Sanjay Tekchandani-Owner of Vision 2020 has an optimistic view saying “fall in Chinese optical goods will set back the online eyewear market, while raising footfalls at brick and mortar establishments. Pre-empting this situation, Vision 2020 have purchased good quantities of spectacle frames,  sunglasses, contact lenses and optical accessories, so they can service their customers with optimum quality products. So far, in their stores, though they continue to offer consistently high quality products, the volumes(footfalls) have dropped over the past few years. Generally March, April, are non-peak seasons. But May, June, July the NRI coming down for holidays from the Middle-East is a huge market for all. This year, it may not be the case. This is an unprecedented situation for all of us, but surely the organised sector will be less affected than the unorganised sector.”

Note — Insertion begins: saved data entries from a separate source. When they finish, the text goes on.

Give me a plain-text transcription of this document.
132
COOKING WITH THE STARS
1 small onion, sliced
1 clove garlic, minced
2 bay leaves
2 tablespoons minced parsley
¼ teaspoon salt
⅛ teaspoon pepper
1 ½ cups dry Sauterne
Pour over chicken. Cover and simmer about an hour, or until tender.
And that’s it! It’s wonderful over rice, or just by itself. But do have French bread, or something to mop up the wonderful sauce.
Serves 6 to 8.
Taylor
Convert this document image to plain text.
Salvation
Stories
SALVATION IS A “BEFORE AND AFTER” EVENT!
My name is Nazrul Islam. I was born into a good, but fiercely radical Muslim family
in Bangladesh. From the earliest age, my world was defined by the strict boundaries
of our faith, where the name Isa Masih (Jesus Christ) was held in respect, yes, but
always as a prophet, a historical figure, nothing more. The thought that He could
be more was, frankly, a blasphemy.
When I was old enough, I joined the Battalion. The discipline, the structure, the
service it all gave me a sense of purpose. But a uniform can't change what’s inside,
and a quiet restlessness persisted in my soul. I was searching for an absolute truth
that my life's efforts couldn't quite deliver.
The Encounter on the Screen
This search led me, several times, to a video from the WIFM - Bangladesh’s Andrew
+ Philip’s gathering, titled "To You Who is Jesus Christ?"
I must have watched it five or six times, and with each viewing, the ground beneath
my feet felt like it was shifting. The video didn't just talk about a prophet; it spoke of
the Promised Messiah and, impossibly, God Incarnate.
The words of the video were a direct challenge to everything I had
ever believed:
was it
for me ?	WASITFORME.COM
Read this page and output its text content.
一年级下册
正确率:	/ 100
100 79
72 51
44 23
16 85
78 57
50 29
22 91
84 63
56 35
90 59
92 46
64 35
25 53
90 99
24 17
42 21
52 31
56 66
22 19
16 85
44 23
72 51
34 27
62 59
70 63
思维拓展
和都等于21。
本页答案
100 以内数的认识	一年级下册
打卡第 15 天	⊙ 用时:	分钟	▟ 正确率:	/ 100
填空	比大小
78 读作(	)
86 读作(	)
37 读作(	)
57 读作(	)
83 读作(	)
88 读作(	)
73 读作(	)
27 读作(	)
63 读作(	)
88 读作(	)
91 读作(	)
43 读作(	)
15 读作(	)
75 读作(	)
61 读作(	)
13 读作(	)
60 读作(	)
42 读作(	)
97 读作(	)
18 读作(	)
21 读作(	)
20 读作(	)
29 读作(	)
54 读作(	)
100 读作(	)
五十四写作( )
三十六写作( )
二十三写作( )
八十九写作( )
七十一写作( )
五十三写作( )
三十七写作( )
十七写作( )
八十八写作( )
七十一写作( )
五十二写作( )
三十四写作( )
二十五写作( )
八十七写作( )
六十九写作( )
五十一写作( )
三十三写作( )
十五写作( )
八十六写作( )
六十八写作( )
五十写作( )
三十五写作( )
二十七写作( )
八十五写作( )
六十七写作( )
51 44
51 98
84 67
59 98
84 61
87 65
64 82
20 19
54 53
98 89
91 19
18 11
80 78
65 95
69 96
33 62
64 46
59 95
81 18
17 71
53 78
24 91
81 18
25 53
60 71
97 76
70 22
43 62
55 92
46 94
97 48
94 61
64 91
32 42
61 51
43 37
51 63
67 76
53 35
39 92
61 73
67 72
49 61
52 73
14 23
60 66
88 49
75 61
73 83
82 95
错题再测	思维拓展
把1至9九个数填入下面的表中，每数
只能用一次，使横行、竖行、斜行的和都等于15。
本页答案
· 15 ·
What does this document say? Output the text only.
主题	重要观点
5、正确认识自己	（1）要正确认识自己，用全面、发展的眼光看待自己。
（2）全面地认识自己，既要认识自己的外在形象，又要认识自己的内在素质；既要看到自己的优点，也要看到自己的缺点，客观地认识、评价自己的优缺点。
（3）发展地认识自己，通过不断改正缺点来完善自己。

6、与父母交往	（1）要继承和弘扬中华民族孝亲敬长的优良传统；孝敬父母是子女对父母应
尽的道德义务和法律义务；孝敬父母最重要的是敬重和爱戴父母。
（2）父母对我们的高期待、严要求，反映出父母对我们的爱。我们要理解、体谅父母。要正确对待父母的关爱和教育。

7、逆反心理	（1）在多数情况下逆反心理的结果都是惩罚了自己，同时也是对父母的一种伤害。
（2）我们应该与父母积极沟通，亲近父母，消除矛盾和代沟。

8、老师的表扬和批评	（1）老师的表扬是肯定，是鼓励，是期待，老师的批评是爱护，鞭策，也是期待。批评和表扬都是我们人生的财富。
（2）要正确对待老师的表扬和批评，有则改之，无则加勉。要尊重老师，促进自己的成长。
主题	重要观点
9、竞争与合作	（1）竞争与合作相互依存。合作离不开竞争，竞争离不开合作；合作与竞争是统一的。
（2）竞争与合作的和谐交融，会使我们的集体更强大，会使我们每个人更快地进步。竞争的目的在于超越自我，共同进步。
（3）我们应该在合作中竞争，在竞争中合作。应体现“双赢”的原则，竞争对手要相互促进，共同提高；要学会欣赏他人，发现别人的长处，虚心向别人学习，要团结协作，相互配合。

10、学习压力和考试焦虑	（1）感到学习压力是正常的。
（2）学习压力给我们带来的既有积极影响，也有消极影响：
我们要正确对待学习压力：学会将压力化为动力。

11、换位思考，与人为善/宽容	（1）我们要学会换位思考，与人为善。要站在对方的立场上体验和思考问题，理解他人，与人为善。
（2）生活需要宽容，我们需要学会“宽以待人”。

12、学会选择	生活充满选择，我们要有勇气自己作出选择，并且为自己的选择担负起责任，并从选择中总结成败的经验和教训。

 Whereas, Shanu Nag, MD of Omni Astra Pvt Ltd states “These are tough times but this too shall pass”

This clearly shows the concerns related to COVID-19 and its far-reaching effects on the global fashion industry including the eyewear industry. Apart from sales concerns, there are other aspects to consider such as supply chain, transportation, and labor that create a domino effect on the eyewear industry. However, the industry is optimistic as this is not a permanent concern and a cure for the disease might be around the corner with a global team of medical professionals working to find a cure. As the dark clouds of the disease fade and the sun shines again, we hope that soon we will all reach out for our favourite sunglasses.